Auckland Council says it will continue to move Occupy protesters on if they re-establish their camps.
Camping equipment was confiscated from protesters from four different sites on Monday morning. The council says they were in breach of a bylaw which forbids camping.
Three people were arrested during the operation, for attempting to retrieve their belongings from a van.
About 50 protestors and supporters remained in Aotea Square early on Monday evening and five tents were still standing.
Some of the group tried to prevent contractors erecting a fence in the square, saying the council is trying to fence them in.
Police officers and security guards remain at the scene.
Auckland City chief executive Doug McKay says the council will take a 'wait and see approach' to the dispute, but the protesters need to accept they are no longer welcome in public parks in Auckland.

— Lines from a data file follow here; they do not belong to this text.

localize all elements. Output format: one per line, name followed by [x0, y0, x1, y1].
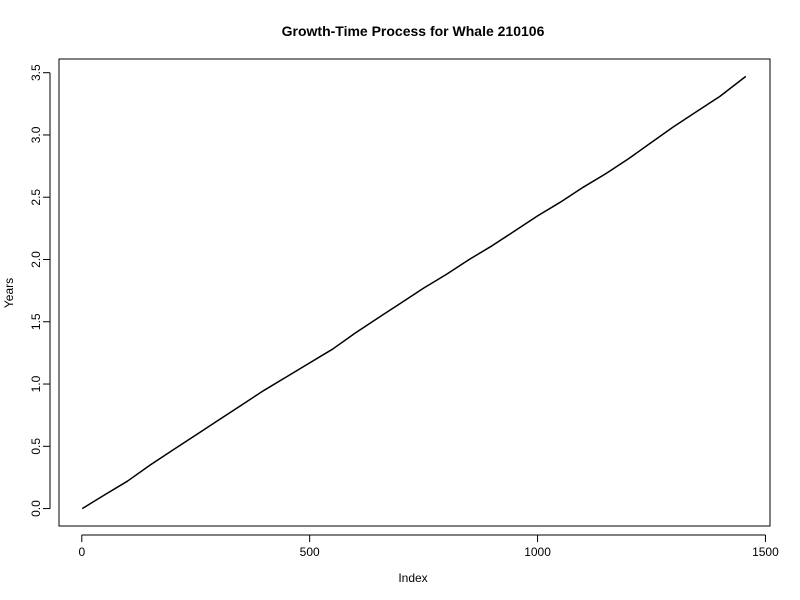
y-tick-label: 1.5 — [29, 313, 43, 330]
y-tick-label: 3.5 — [29, 64, 43, 81]
x-tick-label: 500 — [300, 545, 320, 559]
x-axis-label: Index — [398, 571, 427, 585]
chart-title: Growth-Time Process for Whale 210106 — [282, 23, 545, 39]
y-axis-label: Years — [2, 278, 16, 308]
series-layer — [81, 75, 747, 510]
y-tick-label: 2.0 — [29, 251, 43, 268]
y-tick-label: 0.5 — [29, 438, 43, 455]
y-axis: 0.0 0.5 1.0 1.5 2.0 2.5 3.0 3.5 — [29, 64, 51, 517]
x-tick-label: 0 — [78, 545, 85, 559]
y-tick-label: 2.5 — [29, 189, 43, 206]
series-line — [81, 75, 747, 510]
y-tick-label: 0.0 — [29, 500, 43, 517]
x-axis: 0 500 1000 1500 — [78, 534, 779, 559]
x-tick-label: 1500 — [752, 545, 779, 559]
y-tick-label: 3.0 — [29, 126, 43, 143]
x-tick-label: 1000 — [524, 545, 551, 559]
y-tick-label: 1.0 — [29, 375, 43, 392]
plot-frame — [58, 58, 771, 527]
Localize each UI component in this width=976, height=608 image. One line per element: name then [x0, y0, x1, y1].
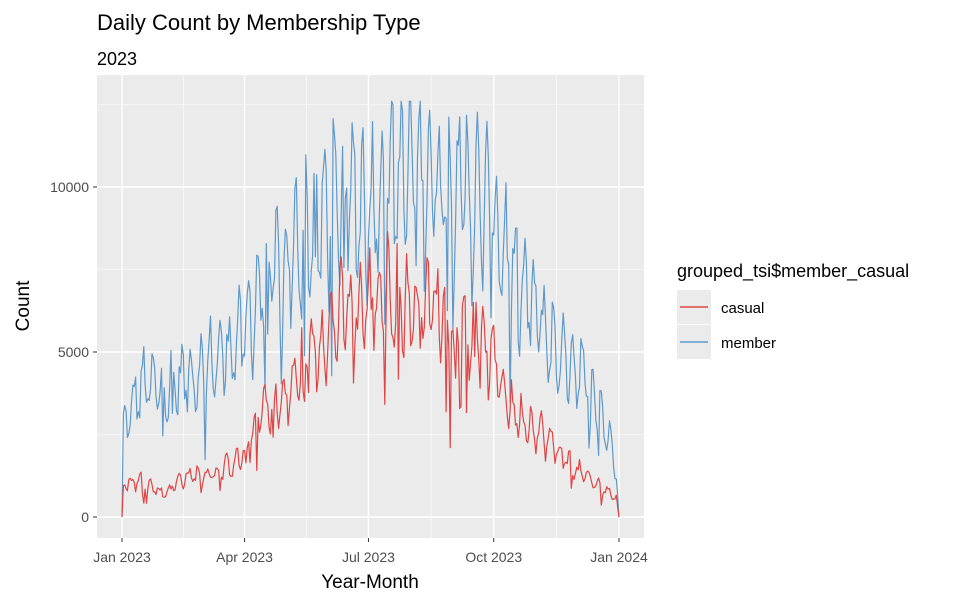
chart-subtitle: 2023 — [97, 49, 137, 69]
legend-label-casual: casual — [721, 300, 764, 317]
x-tick-label: Jan 2023 — [93, 549, 151, 565]
y-axis: 0 5000 10000 — [50, 179, 97, 525]
legend-title: grouped_tsi$member_casual — [677, 261, 909, 282]
x-tick-label: Apr 2023 — [216, 549, 273, 565]
x-tick-label: Jan 2024 — [590, 549, 648, 565]
y-tick-label: 10000 — [50, 179, 89, 195]
x-tick-label: Oct 2023 — [465, 549, 522, 565]
y-axis-label: Count — [13, 280, 34, 331]
x-axis-label: Year-Month — [321, 572, 419, 593]
grid-major — [97, 75, 644, 538]
y-tick-label: 0 — [81, 509, 89, 525]
series-line-casual — [121, 231, 620, 518]
series-line-member — [121, 100, 620, 518]
legend: grouped_tsi$member_casual casual member — [677, 261, 909, 359]
legend-label-member: member — [721, 335, 776, 352]
chart-title: Daily Count by Membership Type — [97, 10, 421, 35]
plot-panel — [97, 75, 644, 538]
series-layer — [121, 100, 620, 518]
y-tick-label: 5000 — [58, 344, 89, 360]
x-axis: Jan 2023 Apr 2023 Jul 2023 Oct 2023 Jan 2024 — [93, 538, 648, 565]
x-tick-label: Jul 2023 — [342, 549, 395, 565]
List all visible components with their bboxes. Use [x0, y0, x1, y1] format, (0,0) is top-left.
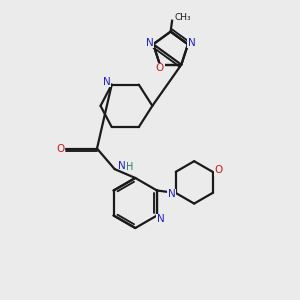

He says the protest has cost the council well over $200,000.
The council last year obtained a court order to force them to leave Aotea Square, but the group has been challenging it.
The case is due to go before the High Court again next month.
The council says it respects that people have a right to freedom of speech and protest, but not the right to camp indefinitely.
Meanwhile, police have confirmed two police officers involved in the operation against Occupy Auckland protesters at Aotea Square were wearing ID badges with the same number on them.
Police badges are numbered and are used to provide the public with a way to identify individual police officers.
Acting Area Commander for Auckland Central Inspector Mike McIlraith says he is unsure why the two officers were wearing badges with the same number but he says it is unacceptable and the matter will be investigated.